Вернуться к Л.В. Борисова. М.А. Булгаков и М.Е. Салтыков-Щедрин: когнитивная парадигма (на материале произведений «Мастер и Маргарита» и «История одного города»)

2. Пространство и время в антропоцентрической и системоцентрической перспективе

Определение категорий пространства и времени, считает М.В. Гаврилова (1996), прежде всего проблема мировоззренческая, гносеологическая. Пространство и время Ньютона после открытий Эйнштейна потеряли свой абсолютный характер и уступили место новому понятию «пространства-времени», то есть хронотопа. Основными свойствами хронотопа, по мнению Н. Якимец (1999), является его релятивность (ориентация на субъект как точку отсчёта в системе координат) и аксиологическая ориентированность, обусловленные субъективным характером данных категорий. В XX в. пространство и время, как философские категории, сделались предметом рефлектирования, и обойти эту сторону дела, отмечает Ю. Лотман, невозможно (Письма Ю.М. Лотмана Л.Л. Фиалковой № 731 от 15 июля 1983: 719).
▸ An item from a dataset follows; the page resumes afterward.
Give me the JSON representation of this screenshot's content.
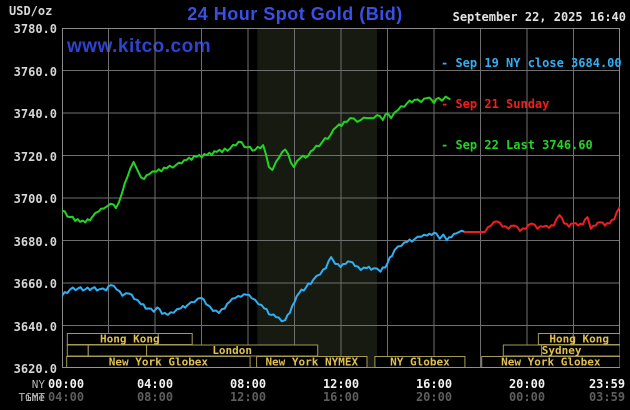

В современной семиотике, писал Ю. Лотман, существует два, совершенно различных понимания пространства, которые «разнообразные популяризаторы, сначала писавшие доносы на подозрительное новшество пространственного анализа (Кожинов и др.), а затем ухватившиеся за модное слово, не отличают. Бахтин идёт от идей физики (теории относительности), и рассматривает пространство и время как явления одного ряда (в перспективе это восходит к Канту)» (там же, с. 720).

Лотман исходит из математического (топологического) понятия пространства: пространством в этом смысле называется множество объектов (точек), между которыми существует отношение непрерывности. В этом смысле можно говорить о семантическом пространстве, пространстве окрашенности, этическом пространстве, временном пространстве и даже пространстве физического пространства. С этой точки зрения пространство — универсальный язык моделирования.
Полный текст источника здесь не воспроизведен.